67: The scale of a Siri audio API

So many new technologies and features were unveiled at WWDC that it seems absurd to complain about what was lacking. But Apple deliberately left one list of features short: the "intents" available to the SiriKit API. A major missing member of that list is the ability for Siri to control audio in third-party applications.

I think it's hasty to say "This is clearly a top potential use case! There's no reason it shouldn't have been present at launch! Why hailing a car over this?" I sincerely doubt that it comes down to spite, that Apple is competing with Spotify but not Uber. (And they may even be; recall that they recently made a significant investment in a Chinese ride-sharing company.) No, it comes down to the fact that an audio intent would be far more complex than any of the seven ones being implemented.

The introduction to SiriKit made it clear that applications have to provide "vocabulary" — terms that will be relevant to the command being issued.

For the ride-booking intent, how broad could that vocabulary be? An app only has to provide a few terms, like the applicable fare classes. Some audio apps would also have small vocabularies, like a list of subscribed podcasts. That would be sufficient for instructing Siri to play an episode from that finite list.

But what if I wanted to subscribe to a new podcast by voice? I think this may be where SiriKit, in its current form, hits a wall. Siri has access to a basic dictionary, but will need help from apps for non-standard words. For example, "Picomac" is not in its dictionary, and wouldn't be recognized. An app like Overcast could only offer a vocabulary lesson if it knew the word. It can't make a network query to find out about it, since Siri hasn't recognized much of anything yet that would allow even fuzzy matching. To be comprehensive, the app would have to take on the insane burden of keeping a local copy of the iTunes podcast directory. Otherwise, Siri's vocabulary skills are caught in a chicken-and-egg scenario.

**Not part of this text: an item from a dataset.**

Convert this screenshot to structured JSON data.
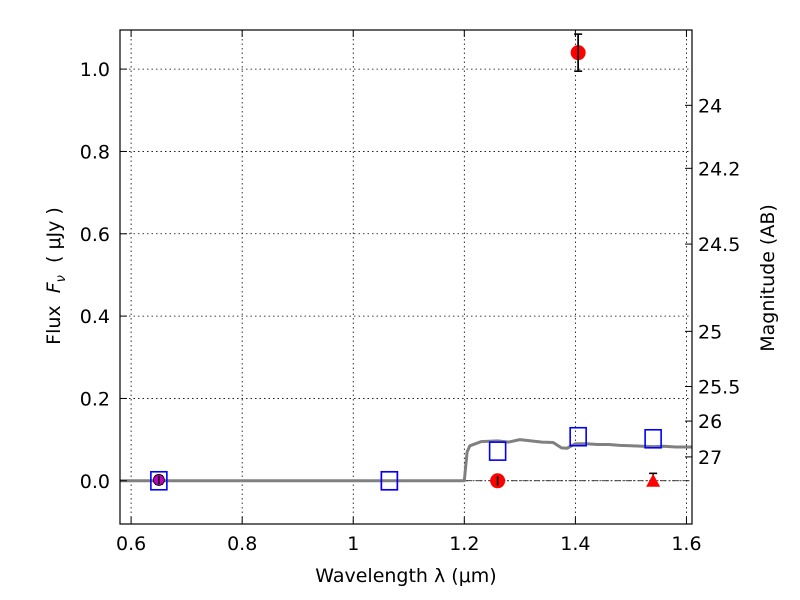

Apple manages to handle Siri requests against a massive vocabulary with Apple Music, but that service has a privileged position. The logic for resolving speech against artists and songs in Apple Music can be baked directly into Apple's servers that handle Siri requests. I imagine that Spotify access via Alexa is in a similar situation, with Spotify providing Amazon a special feed of metadata for its entire catalog. Apple can't accept a firehose from every single developer. And given the competition with several would-be Siri audio apps, they don't want to broker individual deals either. The goal is probably a Siri audio intent open to all; there's just a serious scale problem that needs to be addressed first.